Uma parcela expressiva de brasileiros permanece às margens da sociedade, com dependência extrema dos órgãos de assistência social. Para esse contingente, uma simples passagem de ônibus de retorno ao município de origem ou ao local onde vivem parentes pode ser a esperança de um recomeço.

No outro lado dessa demanda, estão algumas cidades que veem no pagamento de passagem aos moradores carentes uma forma de alívio. São governos que encaram um bilhete rodoviário como a maneira mais cômoda de “resolver” o problema. Se uma investigação for aplicada junto aos moradores de rua em Araçatuba, será possível descobrir que boa parte chegou ao município dessa maneira.

Em Araçatuba, a Prefeitura desembolsa, em média, R$ 1 mil por mês com passagens para moradores carentes. São concedidos a eles cerca de 70 bilhetes para viagens de ônibus, todos os meses. A maioria das pessoas que necessitam de transporte terrestre mora em cidades da região, permitindo que o benefício rodoviário seja liberado por meio do Fundo Social. Se a viagem for para outro Estado, o órgão assistencial do município não pode ajudar, sendo o Centro Pop - projeto do governo federal – uma alternativa para esses casos.

A secretária de Assistência Social de Araçatuba, Marta Dourado, afirma que os critérios da cidade são coerentes na hora de conceder uma passagem. Segundo ela, há rigor na doação de bilhetes, incluindo uma investigação social para verificar o histórico do morador carente na cidade de destino. Com esse procedimento, a administração municipal tenta evitar a prática de transferir a questão para outro município.

No país onde os entes federados parecem falar cada um o seu próprio idioma, não há política comum para atender as demandas dessa camada da sociedade. Na verdade, os equívocos estão além dos órgãos de assistência social, que, na maioria das vezes, conseguem apenas amenizar o sofrimento imediato da população que ocupa o mais baixo patamar da pobreza.

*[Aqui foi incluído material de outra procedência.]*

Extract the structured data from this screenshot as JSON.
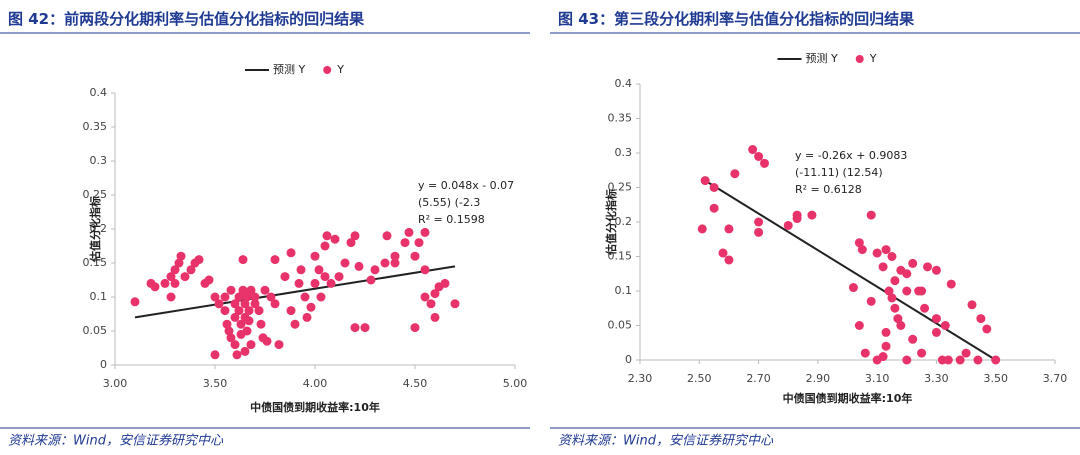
{
  "chart_data": [
    {
      "type": "scatter",
      "title": "图 42：前两段分化期利率与估值分化指标的回归结果",
      "x_label": "中债国债到期收益率:10年",
      "y_label": "估值分化指标",
      "annotations": [
        "y = 0.048x - 0.07",
        "(5.55)   (-2.3",
        "R² = 0.1598"
      ],
      "source": "资料来源：Wind，安信证券研究中心",
      "xlim": [
        3,
        5
      ],
      "xticks": [
        {
          "value": 3,
          "label": "3.00"
        },
        {
          "value": 3.5,
          "label": "3.50"
        },
        {
          "value": 4,
          "label": "4.00"
        },
        {
          "value": 4.5,
          "label": "4.50"
        },
        {
          "value": 5,
          "label": "5.00"
        }
      ],
      "ylim": [
        0,
        0.4
      ],
      "yticks": [
        0,
        0.05,
        0.1,
        0.15,
        0.2,
        0.25,
        0.3,
        0.35,
        0.4
      ],
      "series": [
        {
          "name": "预测 Y",
          "type": "line",
          "color": "#222222",
          "x": [
            3.1,
            4.7
          ],
          "values": [
            0.07,
            0.145
          ]
        },
        {
          "name": "Y",
          "type": "scatter",
          "color": "#e8336a",
          "x": [
            3.1,
            3.18,
            3.2,
            3.25,
            3.28,
            3.3,
            3.32,
            3.33,
            3.35,
            3.3,
            3.28,
            3.38,
            3.4,
            3.42,
            3.45,
            3.47,
            3.5,
            3.5,
            3.52,
            3.55,
            3.55,
            3.56,
            3.57,
            3.58,
            3.58,
            3.6,
            3.6,
            3.6,
            3.61,
            3.62,
            3.62,
            3.63,
            3.63,
            3.64,
            3.64,
            3.65,
            3.65,
            3.65,
            3.66,
            3.66,
            3.67,
            3.67,
            3.68,
            3.68,
            3.7,
            3.7,
            3.72,
            3.73,
            3.74,
            3.75,
            3.76,
            3.78,
            3.8,
            3.8,
            3.82,
            3.85,
            3.88,
            3.88,
            3.9,
            3.92,
            3.93,
            3.95,
            3.96,
            3.98,
            4.0,
            4.0,
            4.02,
            4.03,
            4.05,
            4.05,
            4.06,
            4.08,
            4.1,
            4.12,
            4.15,
            4.18,
            4.2,
            4.22,
            4.2,
            4.25,
            4.28,
            4.3,
            4.35,
            4.36,
            4.4,
            4.45,
            4.47,
            4.5,
            4.5,
            4.52,
            4.55,
            4.55,
            4.58,
            4.6,
            4.62,
            4.65,
            4.7,
            4.6,
            4.55,
            4.4
          ],
          "values": [
            0.093,
            0.12,
            0.115,
            0.12,
            0.13,
            0.14,
            0.15,
            0.16,
            0.13,
            0.12,
            0.1,
            0.14,
            0.15,
            0.155,
            0.12,
            0.125,
            0.1,
            0.015,
            0.09,
            0.1,
            0.08,
            0.06,
            0.05,
            0.11,
            0.04,
            0.09,
            0.07,
            0.03,
            0.015,
            0.1,
            0.08,
            0.06,
            0.045,
            0.11,
            0.155,
            0.09,
            0.07,
            0.02,
            0.05,
            0.1,
            0.08,
            0.065,
            0.03,
            0.11,
            0.1,
            0.09,
            0.08,
            0.06,
            0.04,
            0.11,
            0.035,
            0.1,
            0.155,
            0.09,
            0.03,
            0.13,
            0.165,
            0.08,
            0.06,
            0.12,
            0.14,
            0.1,
            0.07,
            0.085,
            0.16,
            0.12,
            0.14,
            0.1,
            0.13,
            0.175,
            0.19,
            0.12,
            0.185,
            0.13,
            0.15,
            0.18,
            0.19,
            0.145,
            0.055,
            0.055,
            0.125,
            0.14,
            0.15,
            0.19,
            0.16,
            0.18,
            0.195,
            0.16,
            0.055,
            0.18,
            0.195,
            0.14,
            0.09,
            0.105,
            0.115,
            0.12,
            0.09,
            0.07,
            0.1,
            0.15
          ]
        }
      ]
    },
    {
      "type": "scatter",
      "title": "图 43：第三段分化期利率与估值分化指标的回归结果",
      "x_label": "中债国债到期收益率:10年",
      "y_label": "估值分化指标",
      "annotations": [
        "y = -0.26x + 0.9083",
        "(-11.11) (12.54)",
        "R² = 0.6128"
      ],
      "source": "资料来源：Wind，安信证券研究中心",
      "xlim": [
        2.3,
        3.7
      ],
      "xticks": [
        {
          "value": 2.3,
          "label": "2.30"
        },
        {
          "value": 2.5,
          "label": "2.50"
        },
        {
          "value": 2.7,
          "label": "2.70"
        },
        {
          "value": 2.9,
          "label": "2.90"
        },
        {
          "value": 3.1,
          "label": "3.10"
        },
        {
          "value": 3.3,
          "label": "3.30"
        },
        {
          "value": 3.5,
          "label": "3.50"
        },
        {
          "value": 3.7,
          "label": "3.70"
        }
      ],
      "ylim": [
        0,
        0.4
      ],
      "yticks": [
        0,
        0.05,
        0.1,
        0.15,
        0.2,
        0.25,
        0.3,
        0.35,
        0.4
      ],
      "series": [
        {
          "name": "预测 Y",
          "type": "line",
          "color": "#222222",
          "x": [
            2.52,
            3.5
          ],
          "values": [
            0.26,
            0.0
          ]
        },
        {
          "name": "Y",
          "type": "scatter",
          "color": "#e8336a",
          "x": [
            2.51,
            2.52,
            2.55,
            2.55,
            2.58,
            2.6,
            2.6,
            2.62,
            2.68,
            2.7,
            2.72,
            2.7,
            2.7,
            2.8,
            2.83,
            2.83,
            2.88,
            3.02,
            3.04,
            3.05,
            3.04,
            3.06,
            3.08,
            3.08,
            3.1,
            3.12,
            3.1,
            3.12,
            3.13,
            3.15,
            3.14,
            3.15,
            3.16,
            3.17,
            3.18,
            3.16,
            3.18,
            3.2,
            3.2,
            3.22,
            3.24,
            3.25,
            3.26,
            3.27,
            3.3,
            3.3,
            3.3,
            3.32,
            3.33,
            3.35,
            3.38,
            3.42,
            3.44,
            3.45,
            3.47,
            3.5,
            3.13,
            3.2,
            3.25,
            3.34,
            3.4,
            3.13,
            3.22
          ],
          "values": [
            0.19,
            0.26,
            0.25,
            0.22,
            0.155,
            0.19,
            0.145,
            0.27,
            0.305,
            0.295,
            0.285,
            0.2,
            0.185,
            0.195,
            0.21,
            0.205,
            0.21,
            0.105,
            0.17,
            0.16,
            0.05,
            0.01,
            0.21,
            0.085,
            0,
            0.005,
            0.155,
            0.135,
            0.16,
            0.15,
            0.1,
            0.09,
            0.075,
            0.06,
            0.05,
            0.115,
            0.13,
            0.125,
            0.1,
            0.14,
            0.1,
            0.1,
            0.075,
            0.135,
            0.13,
            0.04,
            0.06,
            0,
            0.05,
            0.11,
            0,
            0.08,
            0,
            0.06,
            0.045,
            0,
            0.02,
            0,
            0.01,
            0,
            0.01,
            0.04,
            0.03
          ]
        }
      ]
    }
  ]
}
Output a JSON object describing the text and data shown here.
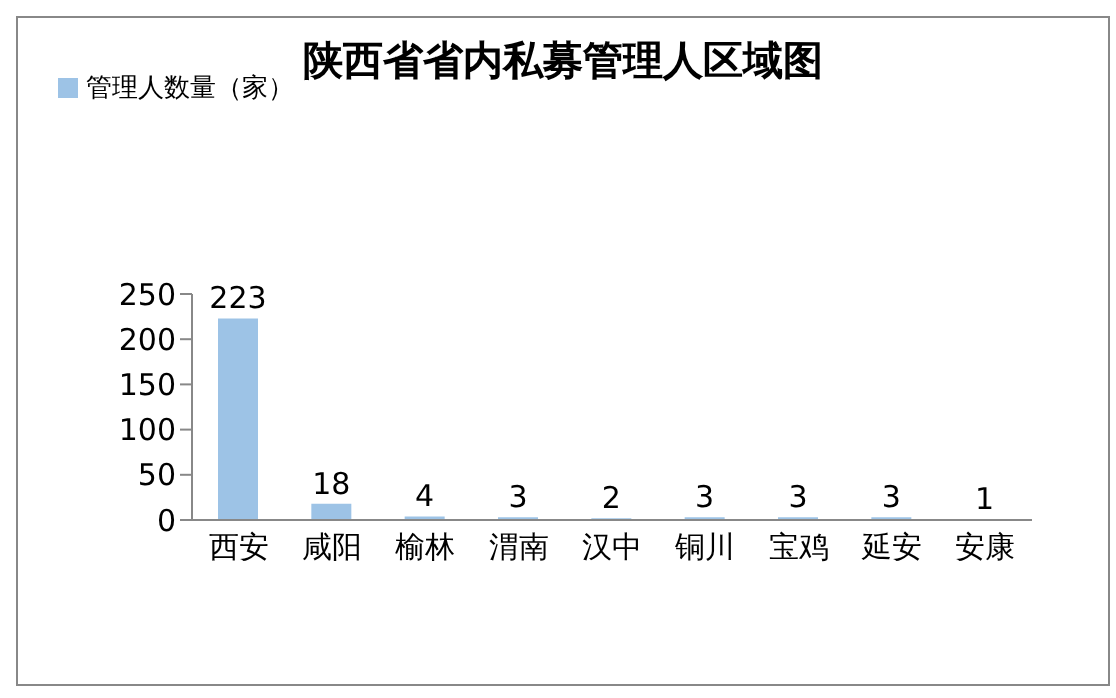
{
  "chart_data": {
    "type": "bar",
    "title": "陕西省省内私募管理人区域图",
    "categories": [
      "西安",
      "咸阳",
      "榆林",
      "渭南",
      "汉中",
      "铜川",
      "宝鸡",
      "延安",
      "安康"
    ],
    "series": [
      {
        "name": "管理人数量（家）",
        "color": "#9dc3e6",
        "values": [
          223,
          18,
          4,
          3,
          2,
          3,
          3,
          3,
          1
        ]
      }
    ],
    "ylim": [
      0,
      250
    ],
    "yticks": [
      0,
      50,
      100,
      150,
      200,
      250
    ],
    "grid": false,
    "legend": "top left",
    "data_labels": true
  }
}
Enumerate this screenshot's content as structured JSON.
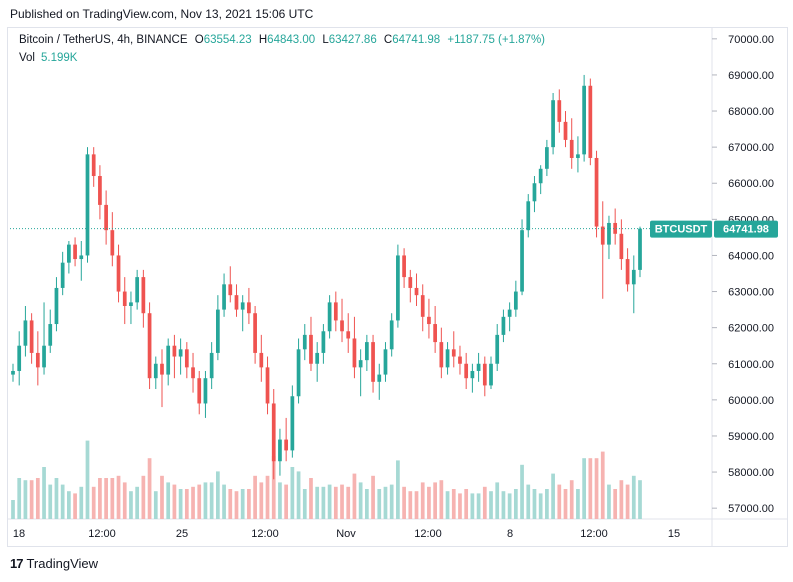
{
  "published": "Published on TradingView.com, Nov 13, 2021 15:06 UTC",
  "legend": {
    "symbol": "Bitcoin / TetherUS, 4h, BINANCE",
    "open_label": "O",
    "open": "63554.23",
    "high_label": "H",
    "high": "64843.00",
    "low_label": "L",
    "low": "63427.86",
    "close_label": "C",
    "close": "64741.98",
    "change": "+1187.75 (+1.87%)"
  },
  "volume": {
    "label": "Vol",
    "value": "5.199K"
  },
  "footer": {
    "logo": "17",
    "brand": "TradingView"
  },
  "colors": {
    "up": "#26a69a",
    "down": "#ef5350",
    "vol_up": "#a6d9d4",
    "vol_down": "#f6b3b1",
    "badge": "#26a69a"
  },
  "chart_data": {
    "type": "candlestick",
    "title": "Bitcoin / TetherUS, 4h, BINANCE",
    "ylim": [
      56700,
      70300
    ],
    "y_ticks": [
      "70000.00",
      "69000.00",
      "68000.00",
      "67000.00",
      "66000.00",
      "65000.00",
      "64000.00",
      "63000.00",
      "62000.00",
      "61000.00",
      "60000.00",
      "59000.00",
      "58000.00",
      "57000.00"
    ],
    "x_ticks": [
      "18",
      "12:00",
      "25",
      "12:00",
      "Nov",
      "12:00",
      "8",
      "12:00",
      "15"
    ],
    "last_price": 64741.98,
    "last_price_label": "64741.98",
    "symbol_badge": "BTCUSDT",
    "candles_ohlc": [
      [
        60700,
        61000,
        60500,
        60800
      ],
      [
        60800,
        61900,
        60400,
        61500
      ],
      [
        61500,
        62600,
        61200,
        62200
      ],
      [
        62200,
        62400,
        61000,
        61300
      ],
      [
        61300,
        61900,
        60400,
        60900
      ],
      [
        60900,
        62700,
        60700,
        61500
      ],
      [
        61500,
        62500,
        61300,
        62100
      ],
      [
        62100,
        63400,
        61900,
        63100
      ],
      [
        63100,
        64100,
        62900,
        63800
      ],
      [
        63800,
        64400,
        63500,
        64300
      ],
      [
        64300,
        64500,
        63700,
        63900
      ],
      [
        63900,
        64400,
        63300,
        64000
      ],
      [
        64000,
        67000,
        63800,
        66800
      ],
      [
        66800,
        67000,
        65900,
        66200
      ],
      [
        66200,
        66500,
        65000,
        65400
      ],
      [
        65400,
        65800,
        64300,
        64700
      ],
      [
        64700,
        65200,
        63700,
        64000
      ],
      [
        64000,
        64300,
        62700,
        63000
      ],
      [
        63000,
        63400,
        62100,
        62600
      ],
      [
        62600,
        63000,
        62100,
        62700
      ],
      [
        62700,
        63600,
        62500,
        63400
      ],
      [
        63400,
        63600,
        62000,
        62400
      ],
      [
        62400,
        62700,
        60300,
        60600
      ],
      [
        60600,
        61200,
        60300,
        61000
      ],
      [
        61000,
        61400,
        59800,
        60700
      ],
      [
        60700,
        61700,
        60400,
        61500
      ],
      [
        61500,
        61800,
        60600,
        61200
      ],
      [
        61200,
        61700,
        60700,
        61400
      ],
      [
        61400,
        61600,
        60600,
        60900
      ],
      [
        60900,
        61300,
        60200,
        60600
      ],
      [
        60600,
        60800,
        59600,
        59900
      ],
      [
        59900,
        60800,
        59500,
        60600
      ],
      [
        60600,
        61600,
        60300,
        61300
      ],
      [
        61300,
        62900,
        61100,
        62500
      ],
      [
        62500,
        63500,
        62300,
        63200
      ],
      [
        63200,
        63700,
        62700,
        62900
      ],
      [
        62900,
        63200,
        62300,
        62500
      ],
      [
        62500,
        62900,
        61900,
        62700
      ],
      [
        62700,
        63100,
        62100,
        62400
      ],
      [
        62400,
        62600,
        61000,
        61300
      ],
      [
        61300,
        61800,
        60500,
        60900
      ],
      [
        60900,
        61200,
        59600,
        59900
      ],
      [
        59900,
        60300,
        57800,
        58300
      ],
      [
        58300,
        59200,
        57900,
        58900
      ],
      [
        58900,
        59500,
        58300,
        58600
      ],
      [
        58600,
        60400,
        58400,
        60100
      ],
      [
        60100,
        61700,
        59900,
        61400
      ],
      [
        61400,
        62100,
        61100,
        61800
      ],
      [
        61800,
        62300,
        60800,
        61000
      ],
      [
        61000,
        61600,
        60500,
        61300
      ],
      [
        61300,
        62100,
        61000,
        61900
      ],
      [
        61900,
        62900,
        61700,
        62700
      ],
      [
        62700,
        63000,
        61900,
        62200
      ],
      [
        62200,
        62800,
        61600,
        61900
      ],
      [
        61900,
        62400,
        61300,
        61700
      ],
      [
        61700,
        62300,
        60600,
        60900
      ],
      [
        60900,
        61400,
        60100,
        61100
      ],
      [
        61100,
        61800,
        60800,
        61600
      ],
      [
        61600,
        61800,
        60200,
        60500
      ],
      [
        60500,
        61000,
        60000,
        60700
      ],
      [
        60700,
        61600,
        60500,
        61400
      ],
      [
        61400,
        62400,
        61200,
        62200
      ],
      [
        62200,
        64300,
        62000,
        64000
      ],
      [
        64000,
        64200,
        63100,
        63400
      ],
      [
        63400,
        63600,
        62700,
        63100
      ],
      [
        63100,
        63500,
        62600,
        62900
      ],
      [
        62900,
        63200,
        61900,
        62300
      ],
      [
        62300,
        62800,
        61700,
        62100
      ],
      [
        62100,
        62600,
        61300,
        61600
      ],
      [
        61600,
        62000,
        60600,
        60900
      ],
      [
        60900,
        61600,
        60700,
        61400
      ],
      [
        61400,
        61900,
        60900,
        61200
      ],
      [
        61200,
        61500,
        60700,
        61000
      ],
      [
        61000,
        61300,
        60300,
        60600
      ],
      [
        60600,
        61000,
        60200,
        60800
      ],
      [
        60800,
        61300,
        60500,
        61000
      ],
      [
        61000,
        61200,
        60100,
        60400
      ],
      [
        60400,
        61200,
        60300,
        61000
      ],
      [
        61000,
        62100,
        60800,
        61800
      ],
      [
        61800,
        62500,
        61600,
        62300
      ],
      [
        62300,
        62700,
        61900,
        62500
      ],
      [
        62500,
        63300,
        62300,
        63000
      ],
      [
        63000,
        65000,
        62900,
        64700
      ],
      [
        64700,
        65700,
        64500,
        65500
      ],
      [
        65500,
        66200,
        65200,
        66000
      ],
      [
        66000,
        66500,
        65700,
        66400
      ],
      [
        66400,
        67200,
        66200,
        67000
      ],
      [
        67000,
        68500,
        66800,
        68300
      ],
      [
        68300,
        68600,
        67400,
        67700
      ],
      [
        67700,
        68000,
        67000,
        67200
      ],
      [
        67200,
        67800,
        66400,
        66700
      ],
      [
        66700,
        67300,
        66300,
        66800
      ],
      [
        66800,
        69000,
        66600,
        68700
      ],
      [
        68700,
        68900,
        66500,
        66700
      ],
      [
        66700,
        66900,
        64500,
        64800
      ],
      [
        64800,
        65500,
        62800,
        64300
      ],
      [
        64300,
        65100,
        63900,
        64900
      ],
      [
        64900,
        65300,
        64300,
        64600
      ],
      [
        64600,
        65000,
        63600,
        63900
      ],
      [
        63900,
        64200,
        63000,
        63200
      ],
      [
        63200,
        64000,
        62400,
        63600
      ],
      [
        63600,
        64800,
        63400,
        64742
      ]
    ],
    "volume_ticks": "no scale shown"
  }
}
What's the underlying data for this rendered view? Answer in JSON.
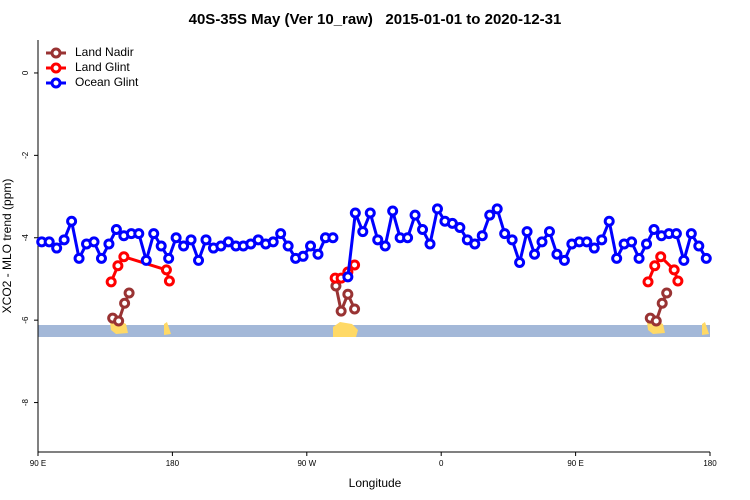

Para quem hoje implora por uma passagem, certamente faltou uma boa escola, saúde pública de qualidade, acesso aos equipamentos de cultura e esporte e emprego digno. Não será por meio de um prato de comida ou de uma passagem para outro município que esse indivíduo conseguirá mudar sua situação. Também é verdade que sem essa pequena ajuda de emergência o cidadão mal consegue sair do lugar.